O cenário da segurança pública no Brasil e bem-estar dos familiares deveria ser considerado prioritário. Quão importante é o debate público, tudo para que polícias sintam confortáveis no ambiente de trabalho.

O panorama do `crime organizado’ é cruel, pois constroem sempre novas estruturas, agindo com extrema violência, tentando desestruturar o impacto das ações dos heróis/ polícias.

O fato é que os políticos podem e devem visitar locais de trabalho das polícias e gerar modelos avançados de polícia/sociedade. Os políticos vivem e sobrevivem em zona de conforto e segurança, desde então, por favor pense no projeto de qualidade para polícias.

Polícia tem família, evidencia que este provedor/polícias, deverá estar bem fisicamente/mentalmente para servir a sociedade. Isto é importante repensar ações das autoridades em propiciar melhorias. Elas/autoridades também dependem do mental/psicológico das polícias.

É notável avanços tecnológicos no trabalho, contudo é evidente que reformas estruturais precisam ser pautadas.

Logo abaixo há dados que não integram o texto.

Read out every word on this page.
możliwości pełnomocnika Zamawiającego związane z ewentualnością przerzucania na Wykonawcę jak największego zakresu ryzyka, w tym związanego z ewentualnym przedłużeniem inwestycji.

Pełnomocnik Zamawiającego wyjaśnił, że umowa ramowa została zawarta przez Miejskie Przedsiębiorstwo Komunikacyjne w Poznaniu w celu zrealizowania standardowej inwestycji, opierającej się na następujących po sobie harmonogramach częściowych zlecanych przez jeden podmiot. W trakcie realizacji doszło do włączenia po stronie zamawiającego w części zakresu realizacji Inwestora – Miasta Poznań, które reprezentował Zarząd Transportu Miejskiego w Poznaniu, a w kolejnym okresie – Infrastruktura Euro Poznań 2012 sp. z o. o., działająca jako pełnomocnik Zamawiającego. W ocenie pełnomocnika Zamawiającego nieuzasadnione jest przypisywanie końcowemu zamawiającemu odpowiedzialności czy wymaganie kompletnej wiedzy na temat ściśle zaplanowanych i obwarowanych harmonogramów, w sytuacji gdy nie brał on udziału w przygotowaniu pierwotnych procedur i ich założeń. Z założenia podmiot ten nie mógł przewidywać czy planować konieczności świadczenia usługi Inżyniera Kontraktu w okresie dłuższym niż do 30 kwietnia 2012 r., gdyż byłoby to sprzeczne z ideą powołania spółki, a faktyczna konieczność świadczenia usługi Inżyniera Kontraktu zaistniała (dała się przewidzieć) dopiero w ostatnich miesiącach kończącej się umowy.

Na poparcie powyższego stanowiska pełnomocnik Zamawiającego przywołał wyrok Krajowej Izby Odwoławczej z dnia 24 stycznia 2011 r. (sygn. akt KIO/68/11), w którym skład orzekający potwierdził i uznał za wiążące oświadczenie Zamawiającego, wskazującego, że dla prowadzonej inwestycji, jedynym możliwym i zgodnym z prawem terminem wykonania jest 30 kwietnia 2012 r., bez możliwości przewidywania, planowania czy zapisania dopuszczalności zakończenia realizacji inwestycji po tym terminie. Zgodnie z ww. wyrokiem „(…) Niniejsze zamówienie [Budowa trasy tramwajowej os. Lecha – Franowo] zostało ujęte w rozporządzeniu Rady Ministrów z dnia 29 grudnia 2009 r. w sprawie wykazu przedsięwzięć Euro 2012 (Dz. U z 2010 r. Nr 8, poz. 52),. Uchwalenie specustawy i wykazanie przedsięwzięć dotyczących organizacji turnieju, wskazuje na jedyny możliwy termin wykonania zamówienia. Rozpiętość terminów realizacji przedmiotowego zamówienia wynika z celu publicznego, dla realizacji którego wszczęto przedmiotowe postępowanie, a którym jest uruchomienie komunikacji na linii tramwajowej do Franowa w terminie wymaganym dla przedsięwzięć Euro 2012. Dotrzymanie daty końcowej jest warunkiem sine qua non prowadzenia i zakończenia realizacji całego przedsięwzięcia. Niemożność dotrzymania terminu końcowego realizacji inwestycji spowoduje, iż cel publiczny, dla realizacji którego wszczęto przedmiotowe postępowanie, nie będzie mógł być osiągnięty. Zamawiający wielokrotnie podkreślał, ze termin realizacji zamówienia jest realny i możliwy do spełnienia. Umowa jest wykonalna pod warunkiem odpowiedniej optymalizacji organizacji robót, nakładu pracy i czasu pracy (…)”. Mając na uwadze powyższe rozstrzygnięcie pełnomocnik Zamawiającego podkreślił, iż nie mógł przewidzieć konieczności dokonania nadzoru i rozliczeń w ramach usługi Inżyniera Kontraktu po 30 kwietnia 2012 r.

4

Nós sociedade temos nossa zona de conforto após o trabalho, sabemos que podemos chamar os trabalhadores de plantão: polícias.

As polícias quando não estão de `plantão` sentem ‘liberdade? ‘Livre, leve e solto’? O Estado propicia zona de lazer eficiente/segura? Terapia? Saúde de qualidade? Salário justo?

Celeridade poderes para valorizar profissionais da segurança pública.

Graci Ourives de Miranda é professora e escritora.